Bressani R, Tuna E
Facultad de Agronomía, Universidad de San Carlos de Guatemala.
Arch Latinoam Nutr. 1992 Sep;42(3):275-82.
The purpose of this study was to attempt to establish a possible relationship between the physical characteristics of grain sorghum and its capacity to expand. Eleven national varieties of sorghum were studied and were characterized for color, weight of 100 grains, number of grains in 40 grams, grain density and texture. Before subjecting the samples to the popping process, the method was standardized with respect to the experimental load. These tests helped to select a 62-gram load. Likewise, the effect of grain moisture content was studied. Results indicated that a soaking time of 45 minutes gave the best percent expansion. Highly statistical significant differences were found in the physical characteristics among the eleven sorghum varieties, as was also the case with respect to change in volume, popped grains and percentage of popped grains, which varied between 7.42 to 89.29%. The initial volume of the grain was negatively associated to the percentage of expanded grains. The initial grain volume was significantly negatively related to the unpopped grain. The final volume significantly correlated with the number of grain in 40 grams, with endosperm texture and grain density. Even though physical structure is important in grain expansion, other factors like chemical composition may also be of significance.
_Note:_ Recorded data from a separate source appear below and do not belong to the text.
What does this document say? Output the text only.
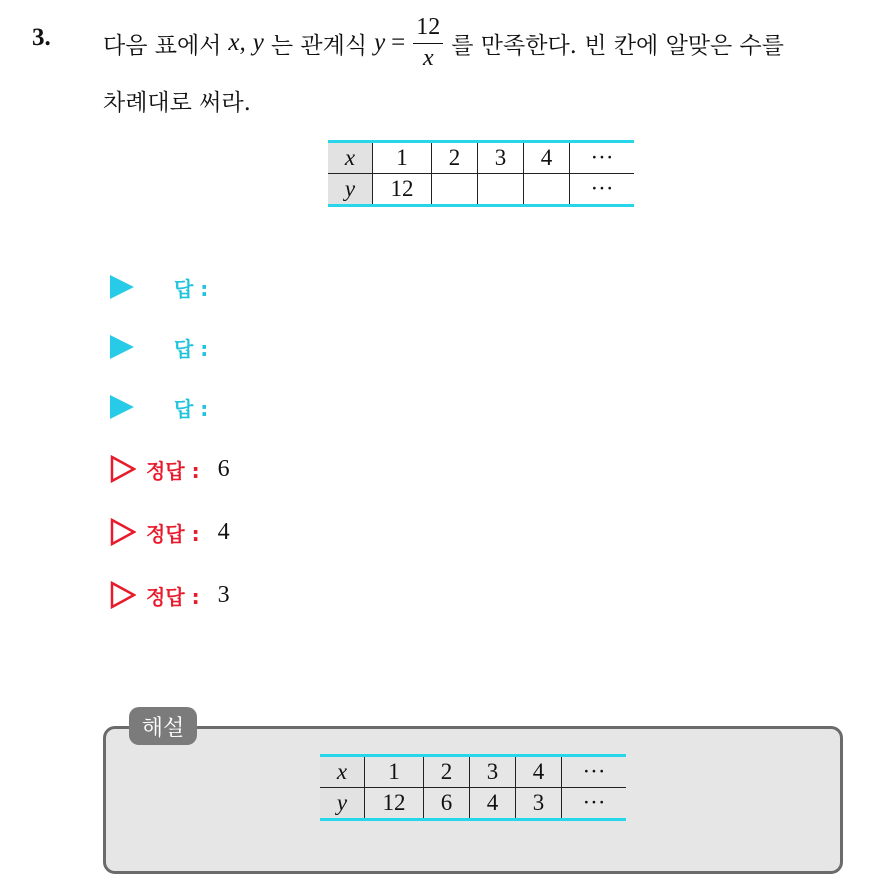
3. 다음 표에서 x, y 는 관계식 $y = \frac{12}{x}$ 를 만족한다. 빈 칸에 알맞은 수를
차례대로 써라.
x	1	2	3	4	···
y	12				···
답 :
답 :
답 :
정답 : 6
정답 : 4
정답 : 3
해설
x	1	2	3	4	···
y	12	6	4	3	···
本研究的目的是试图确定高粱的物理特性与其膨胀能力之间可能存在的关系。对11个高粱国家品种进行了研究,并对其颜色、百粒重、40克粒数、籽粒密度和质地进行了表征。在对样品进行爆花处理之前,对实验负荷的方法进行了标准化。这些测试有助于选择62克的负荷。同样,研究了籽粒含水量的影响。结果表明,45分钟的浸泡时间能产生最佳的膨胀率。在11个高粱品种的物理特性方面发现了高度统计学显著差异,在体积变化、爆花粒和爆花粒百分比方面也是如此,爆花粒百分比在7.42%至89.29%之间变化。籽粒的初始体积与膨胀粒百分比呈负相关。初始籽粒体积与未爆花粒显著负相关。最终体积与40克粒数、胚乳质地和籽粒密度显著相关。尽管物理结构在籽粒膨胀中很重要,但其他因素如化学成分也可能具有重要意义。